Practicing good oral hygiene will lower your risk of gum disease, but it probably won't help your heart, according to a report published today in the Journal of the American Medical Association (JAMA). Contrary to previous research that linked periodontitis and chronic coronary heart disease, University of Washington scientists say their findings failed to reveal any meaningful connection between the two.

None of the earlier studies noting a correlation between the conditions could prove cause and effect, which in fairness is not an easy thing to do. Complicating the matter is the fact that the two diseases share the same risk factors--smoking, obesity and increasing age, to name a few. "Trying to figure out if periodontal disease actually causes heart disease, with the presence of all these shared risk factors, is very difficult," team member Timothy A. DeRouen said.
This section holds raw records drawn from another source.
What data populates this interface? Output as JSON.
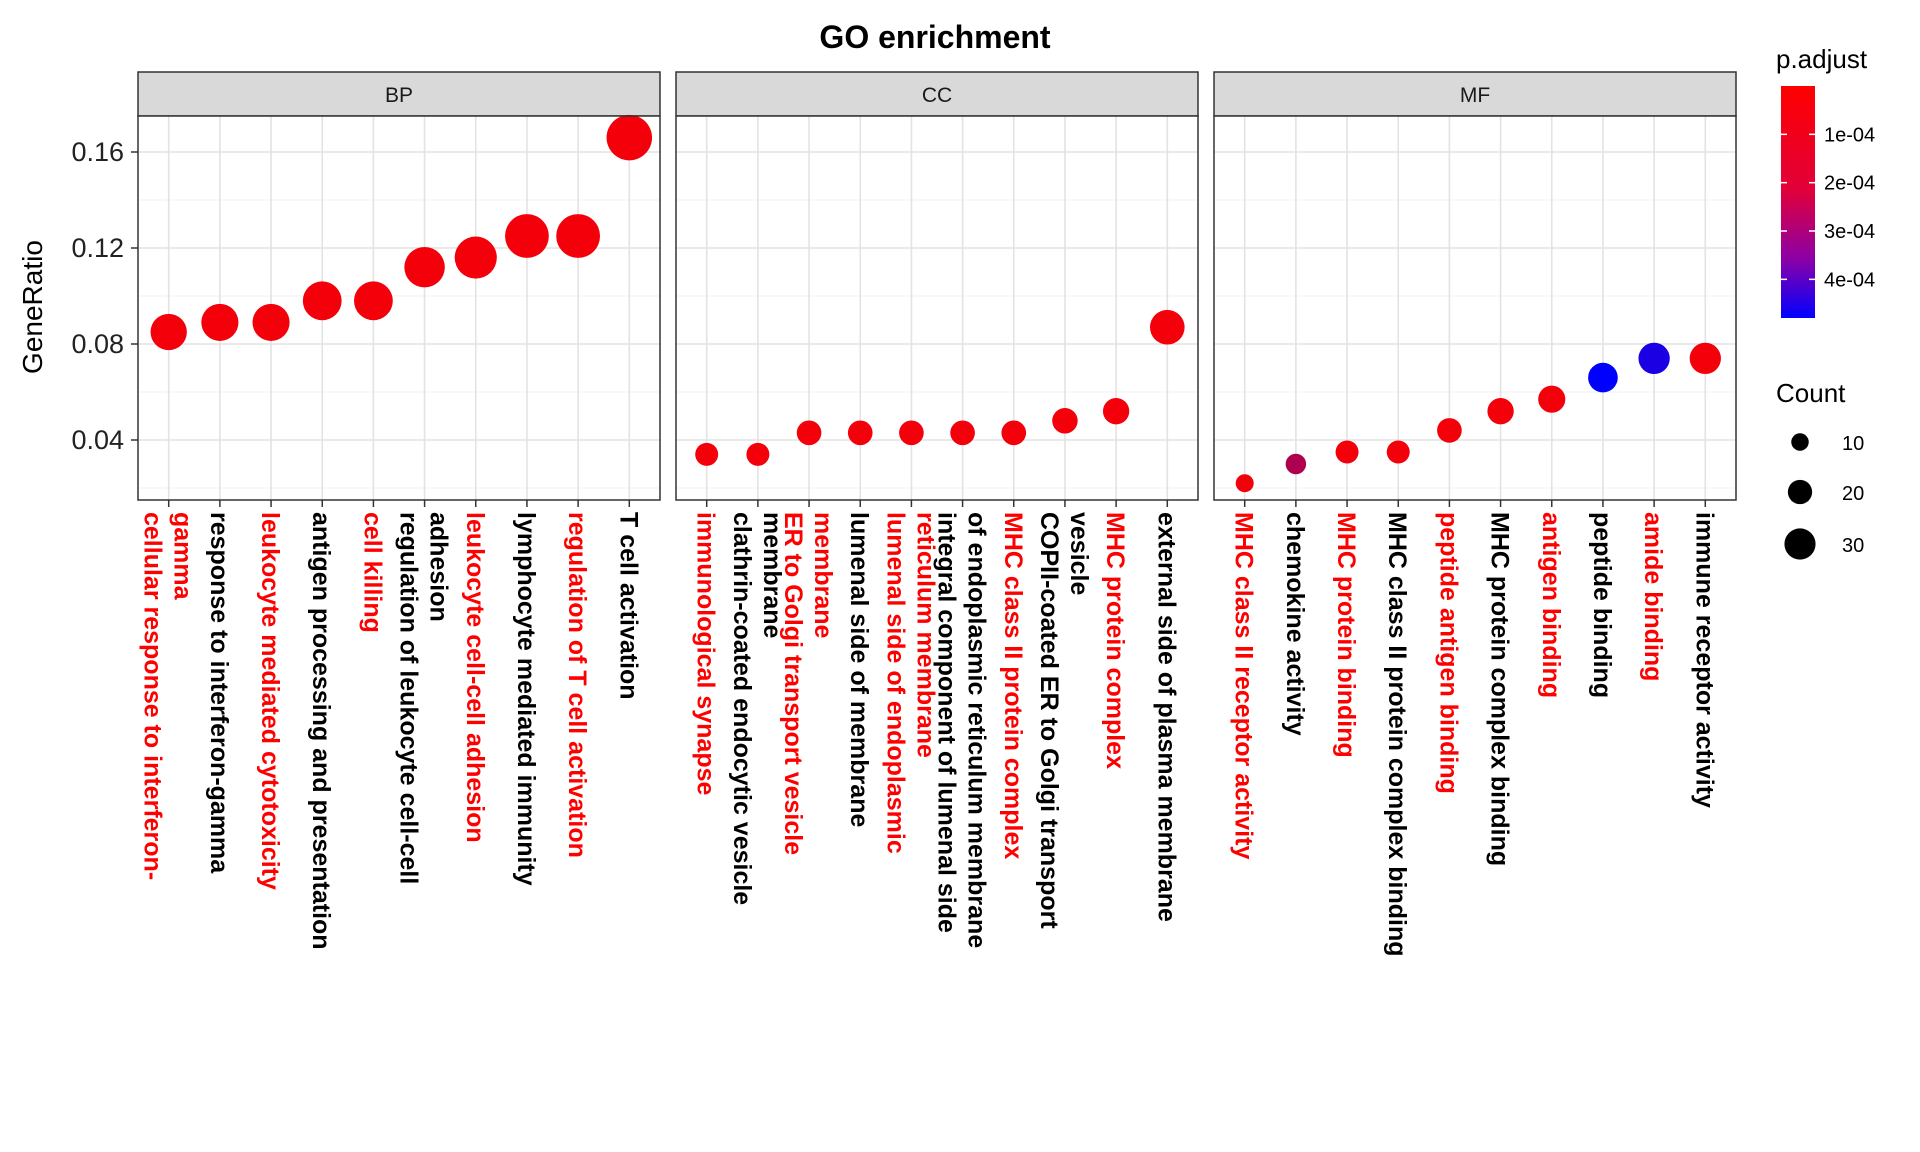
{
  "chart_data": {
    "type": "scatter",
    "title": "GO enrichment",
    "ylabel": "GeneRatio",
    "xlabel": "",
    "ylim": [
      0.015,
      0.175
    ],
    "yticks": [
      0.04,
      0.08,
      0.12,
      0.16
    ],
    "ytick_labels": [
      "0.04",
      "0.08",
      "0.12",
      "0.16"
    ],
    "grid": true,
    "highlight_color": "#FF0000",
    "normal_color": "#000000",
    "facets": [
      {
        "name": "BP",
        "categories": [
          {
            "lines": [
              "cellular response to interferon-",
              "gamma"
            ],
            "highlight": true
          },
          {
            "lines": [
              "response to interferon-gamma"
            ],
            "highlight": false
          },
          {
            "lines": [
              "leukocyte mediated cytotoxicity"
            ],
            "highlight": true
          },
          {
            "lines": [
              "antigen processing and presentation"
            ],
            "highlight": false
          },
          {
            "lines": [
              "cell killing"
            ],
            "highlight": true
          },
          {
            "lines": [
              "regulation of leukocyte cell-cell",
              "adhesion"
            ],
            "highlight": false
          },
          {
            "lines": [
              "leukocyte cell-cell adhesion"
            ],
            "highlight": true
          },
          {
            "lines": [
              "lymphocyte mediated immunity"
            ],
            "highlight": false
          },
          {
            "lines": [
              "regulation of T cell activation"
            ],
            "highlight": true
          },
          {
            "lines": [
              "T cell activation"
            ],
            "highlight": false
          }
        ],
        "points": [
          {
            "y": 0.085,
            "count": 28,
            "p_adjust": 2e-05
          },
          {
            "y": 0.089,
            "count": 29,
            "p_adjust": 2e-05
          },
          {
            "y": 0.089,
            "count": 29,
            "p_adjust": 2e-05
          },
          {
            "y": 0.098,
            "count": 31,
            "p_adjust": 2e-05
          },
          {
            "y": 0.098,
            "count": 31,
            "p_adjust": 2e-05
          },
          {
            "y": 0.112,
            "count": 33,
            "p_adjust": 2e-05
          },
          {
            "y": 0.116,
            "count": 35,
            "p_adjust": 2e-05
          },
          {
            "y": 0.125,
            "count": 37,
            "p_adjust": 2e-05
          },
          {
            "y": 0.125,
            "count": 37,
            "p_adjust": 2e-05
          },
          {
            "y": 0.166,
            "count": 39,
            "p_adjust": 2e-05
          }
        ]
      },
      {
        "name": "CC",
        "categories": [
          {
            "lines": [
              "immunological synapse"
            ],
            "highlight": true
          },
          {
            "lines": [
              "clathrin-coated endocytic vesicle",
              "membrane"
            ],
            "highlight": false
          },
          {
            "lines": [
              "ER to Golgi transport vesicle",
              "membrane"
            ],
            "highlight": true
          },
          {
            "lines": [
              "lumenal side of membrane"
            ],
            "highlight": false
          },
          {
            "lines": [
              "lumenal side of endoplasmic",
              "reticulum membrane"
            ],
            "highlight": true
          },
          {
            "lines": [
              "integral component of lumenal side",
              "of endoplasmic reticulum membrane"
            ],
            "highlight": false
          },
          {
            "lines": [
              "MHC class II protein complex"
            ],
            "highlight": true
          },
          {
            "lines": [
              "COPII-coated ER to Golgi transport",
              "vesicle"
            ],
            "highlight": false
          },
          {
            "lines": [
              "MHC protein complex"
            ],
            "highlight": true
          },
          {
            "lines": [
              "external side of plasma membrane"
            ],
            "highlight": false
          }
        ],
        "points": [
          {
            "y": 0.034,
            "count": 12,
            "p_adjust": 2e-05
          },
          {
            "y": 0.034,
            "count": 12,
            "p_adjust": 2e-05
          },
          {
            "y": 0.043,
            "count": 14,
            "p_adjust": 2e-05
          },
          {
            "y": 0.043,
            "count": 14,
            "p_adjust": 2e-05
          },
          {
            "y": 0.043,
            "count": 14,
            "p_adjust": 2e-05
          },
          {
            "y": 0.043,
            "count": 14,
            "p_adjust": 2e-05
          },
          {
            "y": 0.043,
            "count": 14,
            "p_adjust": 2e-05
          },
          {
            "y": 0.048,
            "count": 15,
            "p_adjust": 2e-05
          },
          {
            "y": 0.052,
            "count": 16,
            "p_adjust": 2e-05
          },
          {
            "y": 0.087,
            "count": 26,
            "p_adjust": 2e-05
          }
        ]
      },
      {
        "name": "MF",
        "categories": [
          {
            "lines": [
              "MHC class II receptor activity"
            ],
            "highlight": true
          },
          {
            "lines": [
              "chemokine activity"
            ],
            "highlight": false
          },
          {
            "lines": [
              "MHC protein binding"
            ],
            "highlight": true
          },
          {
            "lines": [
              "MHC class II protein complex binding"
            ],
            "highlight": false
          },
          {
            "lines": [
              "peptide antigen binding"
            ],
            "highlight": true
          },
          {
            "lines": [
              "MHC protein complex binding"
            ],
            "highlight": false
          },
          {
            "lines": [
              "antigen binding"
            ],
            "highlight": true
          },
          {
            "lines": [
              "peptide binding"
            ],
            "highlight": false
          },
          {
            "lines": [
              "amide binding"
            ],
            "highlight": true
          },
          {
            "lines": [
              "immune receptor activity"
            ],
            "highlight": false
          }
        ],
        "points": [
          {
            "y": 0.022,
            "count": 6,
            "p_adjust": 2e-05
          },
          {
            "y": 0.03,
            "count": 9,
            "p_adjust": 0.00015
          },
          {
            "y": 0.035,
            "count": 12,
            "p_adjust": 2e-05
          },
          {
            "y": 0.035,
            "count": 12,
            "p_adjust": 2e-05
          },
          {
            "y": 0.044,
            "count": 14,
            "p_adjust": 2e-05
          },
          {
            "y": 0.052,
            "count": 16,
            "p_adjust": 2e-05
          },
          {
            "y": 0.057,
            "count": 17,
            "p_adjust": 2e-05
          },
          {
            "y": 0.066,
            "count": 20,
            "p_adjust": 0.00048
          },
          {
            "y": 0.074,
            "count": 22,
            "p_adjust": 0.00043
          },
          {
            "y": 0.074,
            "count": 22,
            "p_adjust": 2e-05
          }
        ]
      }
    ],
    "legend": {
      "placement": "right",
      "color": {
        "title": "p.adjust",
        "range": [
          0.0,
          0.00048
        ],
        "high_color": "#FF0000",
        "low_color": "#0000FF",
        "ticks": [
          0.0001,
          0.0002,
          0.0003,
          0.0004
        ],
        "tick_labels": [
          "1e-04",
          "2e-04",
          "3e-04",
          "4e-04"
        ]
      },
      "size": {
        "title": "Count",
        "values": [
          10,
          20,
          30
        ],
        "labels": [
          "10",
          "20",
          "30"
        ]
      }
    }
  }
}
This time, the researchers turned to a federal database that contained medical profiles of more than 8,000 people--none of whom had any apparent heart disease at the onset of the study--whose health was then followed for 20 years. The data included detailed diagnoses of the subjects' gums and teeth, as well as other information on smoking habits and physical activity. After accounting for all of these variables, only a slight association between periodontal disease and subsequent heart disease remained. "There is no evidence that any dental treatment will have a positive impact on chronic coronary heart disease," asserts Philippe Hujoel, an author on the JAMA paper. "Our analysis suggests that the association is either nonexistent or of such small size that it will be very difficult to come up with convincing evidence."